I was soon in a realm quite unknown to me. Lost in English just meant lost to me, but in Latin amissum seemed to some up how I felt about the loss, as did verloren in German. The Icelandic missti did this, too, but also evoked the atmosphere into which my personas and my homework had disappeared. The Hungarian elvesztett and Slovenian izgubli seemed to identify with whom they had gone and the Maltese mitlufa suggested the possibility that they had gone of their own free wills which was not encouraging. Why would they want to leave me? It was the Sesotho laleheloa ke that restored my confidence. It sounded like a rallying cry, a word that would pierce the mists and call those miscreants back.

When I caught the tram home that afternoon, I was fortified by the two humbugs adhering to my pocket lining and I felt better able to face the music. As I squared my shoulders for the upcoming ordeal my antennae began to unfurl. I thought I heard a familiar squeak.

Maud. Good old Maud.

Before I had time to open my arms to her the conductor came to punch my ticket. He narrowed his eyes at me. ‘Aren’t you the young scallywag that left its schoolbag on the tram this morning?’ He shook his head at me and waddled his way back to the driver’s cab.

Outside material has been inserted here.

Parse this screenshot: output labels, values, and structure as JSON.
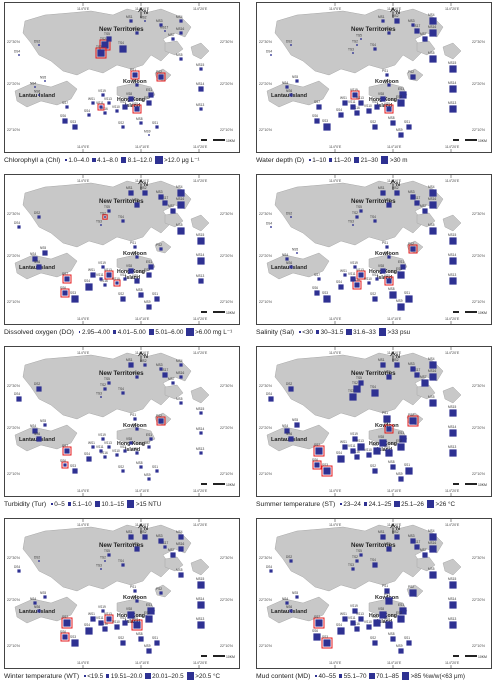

It was all there. My homework, my atlas, my pencil case and my Uufgabeheftli – the exercise book that I wrote all my deadlines in. It was this that I picked up. I opened its back page, turned it upside down and made a list:

Verloren
Amissum
Missti
Elvestett
Izgubli
Mitlufa
Laleheloa Ke

I learnt the words off by heart, chanted them. Gradually my antennae unfurled fully, my personas returned and my grey world became colourful again.

To this day, when I lose my characters, I repeat the words, annunciating slowly as if I were listing railway stations or reading the shipping news, a steady hypnotic beat. They announce that my antennae are out, that I am ready to receive. The last word, though, is different. Laleheloa Ke is a call that has to be sung from the top of my burrow mound.